The trolls in Davey Anderson’s timely new play The Abode aren’t the fairytale creatures of Norse folklore but the very real, more dangerous ones of America’s “alt-right”. But this imaginative fable is not just an attack on bigotry and ultra-right extremists but also questions how far the troll hunters on the left should go and if their actions are adequate for tackling the hate.
While the trolls are all too human, the narrative evokes sci-fi fantasy with echoes of classic films of the 80s and 90s from The Lost Boys to The Matrix. It focuses on a battle over the heart and mind of 20-year-old Samuel who lives at home with his mum and holds down a thankless job as a hotel receptionist. With his father long dead, he is lonely and unhappy until he comes upon the chatter of other disaffected men via an old walkie-talkie that belonged to his father. Acting as a metaphor for alt-right online communities, this feeds into his resentment over not being able to get a girlfriend, leading him into a dark, violent world of “straight white men” who hate women, gay people and immigrants.
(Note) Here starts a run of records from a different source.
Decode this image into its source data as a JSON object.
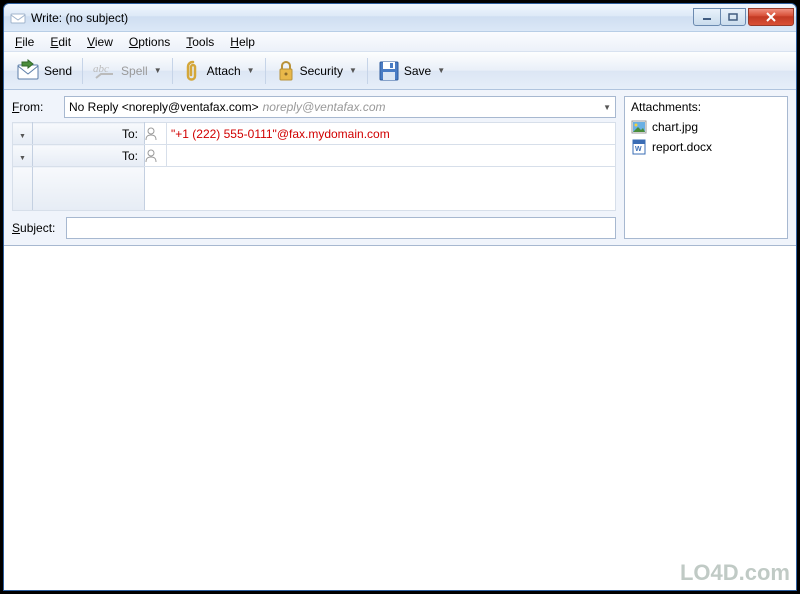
{
  "window": {
    "title": "Write: (no subject)"
  },
  "menu": {
    "file": "File",
    "edit": "Edit",
    "view": "View",
    "options": "Options",
    "tools": "Tools",
    "help": "Help"
  },
  "toolbar": {
    "send": "Send",
    "spell": "Spell",
    "attach": "Attach",
    "security": "Security",
    "save": "Save"
  },
  "compose": {
    "from_label": "From:",
    "from_name": "No Reply <noreply@ventafax.com>",
    "from_email": "noreply@ventafax.com",
    "recipients": [
      {
        "label": "To:",
        "value": "\"+1 (222) 555-0111\"@fax.mydomain.com",
        "invalid": true
      },
      {
        "label": "To:",
        "value": "",
        "invalid": false
      }
    ],
    "subject_label": "Subject:",
    "subject_value": ""
  },
  "attachments": {
    "header": "Attachments:",
    "items": [
      {
        "name": "chart.jpg",
        "icon": "image"
      },
      {
        "name": "report.docx",
        "icon": "word"
      }
    ]
  },
  "watermark": "LO4D.com"
}
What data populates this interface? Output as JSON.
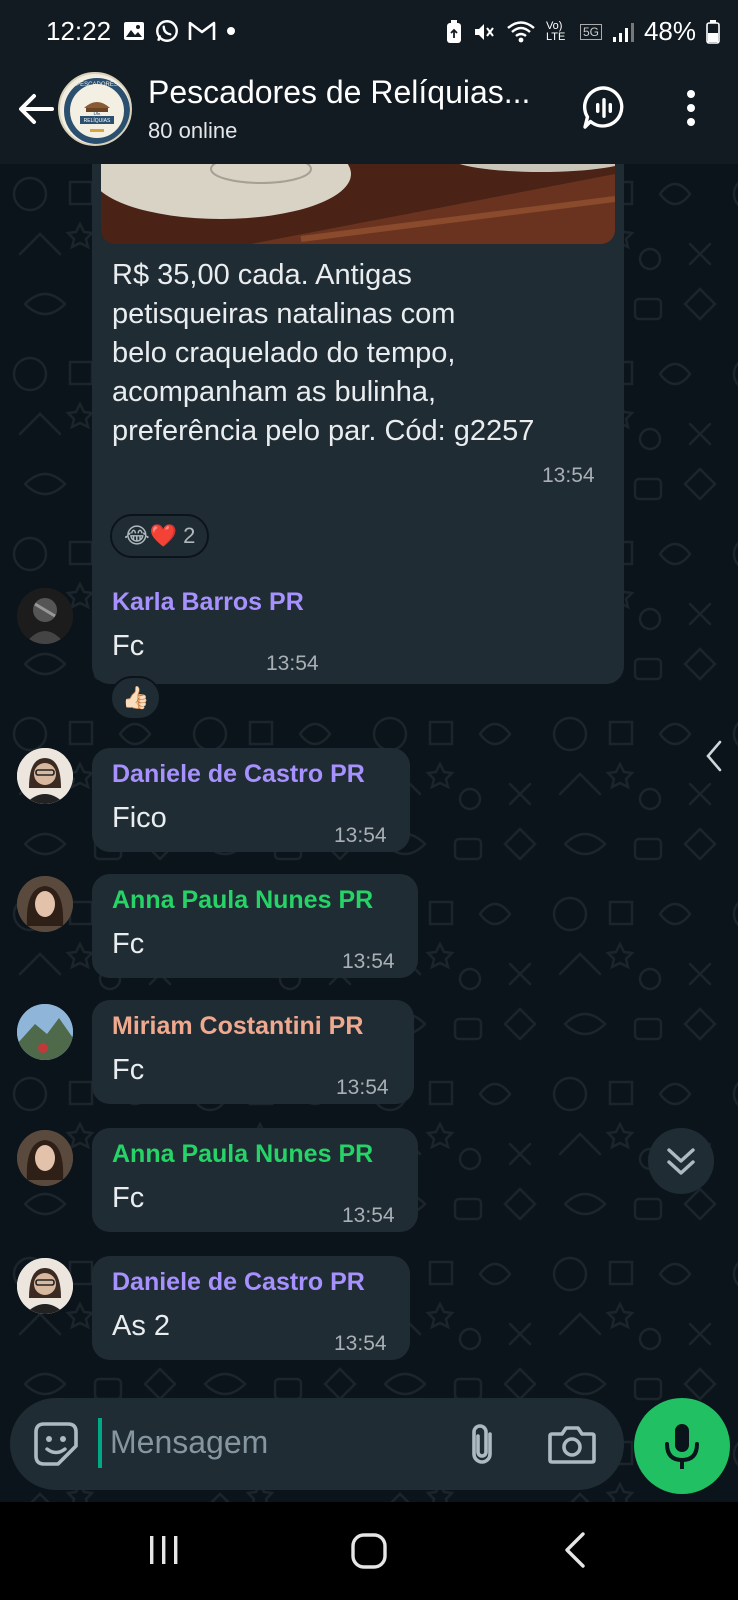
{
  "status_bar": {
    "time": "12:22",
    "network": "5G",
    "volte": "Vo) LTE",
    "battery": "48%",
    "icons": [
      "gallery-icon",
      "whatsapp-icon",
      "gmail-icon",
      "dot-icon",
      "lock-icon",
      "mute-icon",
      "wifi-icon",
      "signal-icon",
      "battery-icon"
    ]
  },
  "header": {
    "group_name": "Pescadores de Relíquias...",
    "subtitle": "80 online",
    "avatar_text_top": "PESCADORES",
    "avatar_text_mid": "DE",
    "avatar_text_bottom": "RELÍQUIAS"
  },
  "messages": [
    {
      "text_lines": [
        "R$ 35,00 cada. Antigas",
        "petisqueiras natalinas com",
        "belo craquelado do tempo,",
        "acompanham as bulinha,",
        "preferência pelo par. Cód: g2257"
      ],
      "time": "13:54",
      "reactions": {
        "emojis": "😂❤️",
        "count": "2"
      }
    },
    {
      "sender": "Karla Barros PR",
      "color": "#a791ff",
      "text": "Fc",
      "time": "13:54",
      "reaction": "👍🏻"
    },
    {
      "sender": "Daniele de Castro PR",
      "color": "#a791ff",
      "text": "Fico",
      "time": "13:54"
    },
    {
      "sender": "Anna Paula Nunes PR",
      "color": "#25d366",
      "text": "Fc",
      "time": "13:54"
    },
    {
      "sender": "Miriam Costantini PR",
      "color": "#f0a98f",
      "text": "Fc",
      "time": "13:54"
    },
    {
      "sender": "Anna Paula Nunes PR",
      "color": "#25d366",
      "text": "Fc",
      "time": "13:54"
    },
    {
      "sender": "Daniele de Castro PR",
      "color": "#a791ff",
      "text": "As 2",
      "time": "13:54"
    }
  ],
  "input": {
    "placeholder": "Mensagem"
  },
  "colors": {
    "accent": "#00a884",
    "mic": "#21c063",
    "bubble": "#202c33",
    "background": "#0b141a"
  }
}
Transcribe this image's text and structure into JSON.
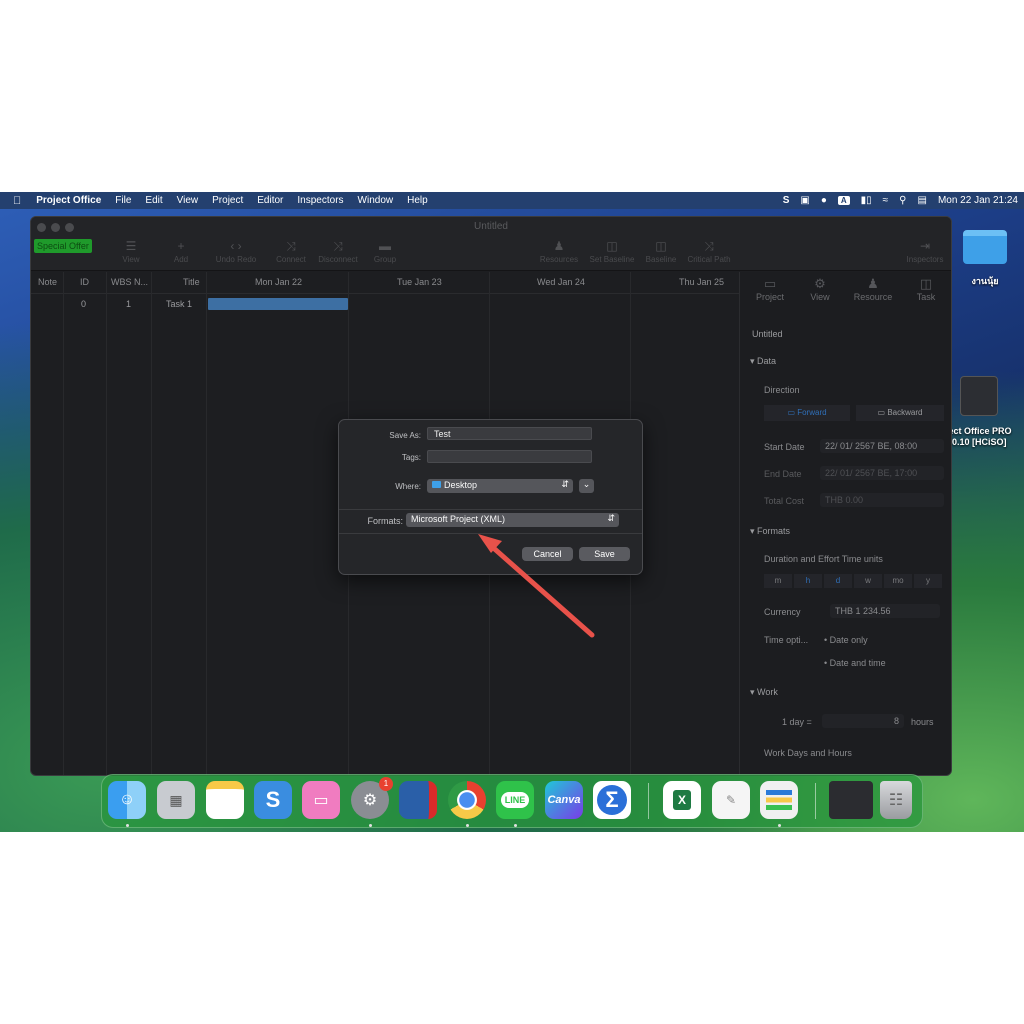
{
  "menubar": {
    "app_name": "Project Office",
    "items": [
      "File",
      "Edit",
      "View",
      "Project",
      "Editor",
      "Inspectors",
      "Window",
      "Help"
    ],
    "clock": "Mon 22 Jan  21:24",
    "input_source": "A"
  },
  "window": {
    "title": "Untitled",
    "special_offer": "Special Offer",
    "toolbar": {
      "view": "View",
      "add": "Add",
      "undo_redo": "Undo Redo",
      "connect": "Connect",
      "disconnect": "Disconnect",
      "group": "Group",
      "resources": "Resources",
      "set_baseline": "Set Baseline",
      "baseline": "Baseline",
      "critical_path": "Critical Path",
      "inspectors": "Inspectors"
    },
    "columns": {
      "note": "Note",
      "id": "ID",
      "wbs": "WBS N...",
      "title": "Title"
    },
    "dates": [
      "Mon Jan 22",
      "Tue Jan 23",
      "Wed Jan 24",
      "Thu Jan 25"
    ],
    "row": {
      "id": "0",
      "wbs": "1",
      "title": "Task 1"
    }
  },
  "inspector": {
    "tabs": [
      "Project",
      "View",
      "Resource",
      "Task"
    ],
    "project_name": "Untitled",
    "data_section": "Data",
    "direction_label": "Direction",
    "forward": "Forward",
    "backward": "Backward",
    "start_date_label": "Start Date",
    "start_date": "22/ 01/ 2567 BE, 08:00",
    "end_date_label": "End Date",
    "end_date": "22/ 01/ 2567 BE, 17:00",
    "total_cost_label": "Total Cost",
    "total_cost": "THB 0.00",
    "formats_section": "Formats",
    "time_units_label": "Duration and Effort Time units",
    "time_units": [
      "m",
      "h",
      "d",
      "w",
      "mo",
      "y"
    ],
    "currency_label": "Currency",
    "currency": "THB 1 234.56",
    "time_options_label": "Time opti...",
    "date_only": "Date only",
    "date_and_time": "Date and time",
    "work_section": "Work",
    "one_day": "1 day =",
    "hours_value": "8",
    "hours_label": "hours",
    "work_days_label": "Work Days and Hours"
  },
  "dialog": {
    "save_as_label": "Save As:",
    "save_as_value": "Test",
    "tags_label": "Tags:",
    "where_label": "Where:",
    "where_value": "Desktop",
    "formats_label": "Formats:",
    "formats_value": "Microsoft Project (XML)",
    "cancel": "Cancel",
    "save": "Save"
  },
  "desktop": {
    "folder_label": "งานนุ้ย",
    "app_label_1": "ject Office PRO",
    "app_label_2": "0.10 [HCiSO]"
  },
  "dock": {
    "badge": "1",
    "apps": [
      "finder-icon",
      "launchpad-icon",
      "notes-icon",
      "snagit-icon",
      "cleanmymac-icon",
      "system-settings-icon",
      "remote-desktop-icon",
      "chrome-icon",
      "line-icon",
      "canva-icon",
      "sigma-icon",
      "excel-icon",
      "textedit-icon",
      "project-office-icon",
      "screenshot-icon",
      "trash-icon"
    ],
    "line_label": "LINE",
    "canva_label": "Canva"
  },
  "colors": {
    "accent": "#3d6fa3",
    "arrow": "#e8524a",
    "dock": "#2a9a3c",
    "special_offer": "#1f9a2b"
  }
}
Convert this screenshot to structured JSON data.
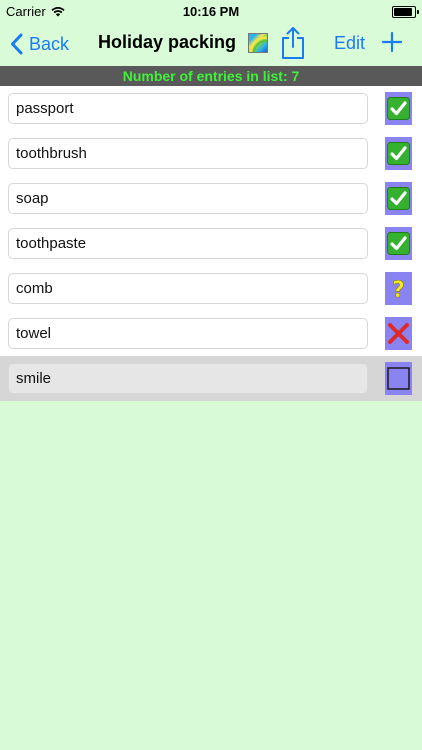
{
  "status_bar": {
    "carrier": "Carrier",
    "time": "10:16 PM",
    "battery_level": 1.0
  },
  "nav": {
    "back_label": "Back",
    "title": "Holiday packing",
    "edit_label": "Edit"
  },
  "banner": {
    "count_text": "Number of entries in list: 7"
  },
  "items": [
    {
      "label": "passport",
      "status": "checked"
    },
    {
      "label": "toothbrush",
      "status": "checked"
    },
    {
      "label": "soap",
      "status": "checked"
    },
    {
      "label": "toothpaste",
      "status": "checked"
    },
    {
      "label": "comb",
      "status": "question"
    },
    {
      "label": "towel",
      "status": "cross"
    },
    {
      "label": "smile",
      "status": "empty"
    }
  ],
  "selected_index": 6,
  "colors": {
    "background": "#d8fad6",
    "accent": "#1a7cf5",
    "banner_bg": "#595959",
    "banner_text": "#3ef23a",
    "status_button": "#8a83f2",
    "check_green": "#36b02f",
    "question_yellow": "#f4ea2a",
    "cross_red": "#e02a2a"
  }
}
Their figurehead is Ricky, the charismatic founder of the Council of Traditional Citizens, who has established a broadcast frequency called Freedom City – a front for The Abode, conceived as a hallucinatory alternate reality overlying its members’ everyday lives.
But Samuel isn’t the hero of the story: it is half-sister Wendy who sets out to rescue her brother, helped out by a group of anti-Nazi activists. It turns into something of a thriller, suggesting that some people can be saved through hope, optimism and a belief in human goodness. Along the way, the talented young cast of 12, slickly directed by Cathy Thomas-Grant, present a broad picture of alt-right sentiments and liberal reaction, warning that this is an ongoing battle that is more complex than a fight between good and evil.
Despite the dark subject, there is lightness and humour, although some of the biggest laughs come from the absurdities of alt-right rhetoric that are all too horribly true. Clearly based on extensive research, the show provides some intriguing facts about the far right such as white supremacists’ affection for milk advertising, not because of the colour but because lactose intolerance is more common in people of African extraction. It is also bang up to date, referencing aspects of Trump’s presidency and the misogynism of video game players, dubbed Gamergate.
Anderson, who is based in Glasgow, developed the play with the cast – a diverse group of young American men and women – who are students at Pepperdine University’s Department of Theatre in California which has been working with Scottish theatre makers and writers on Edinburgh Fringe shows since 1985. While it is firmly set in the US, it offers plenty that resonates with the rise of the far right in Britain and the rest of Europe.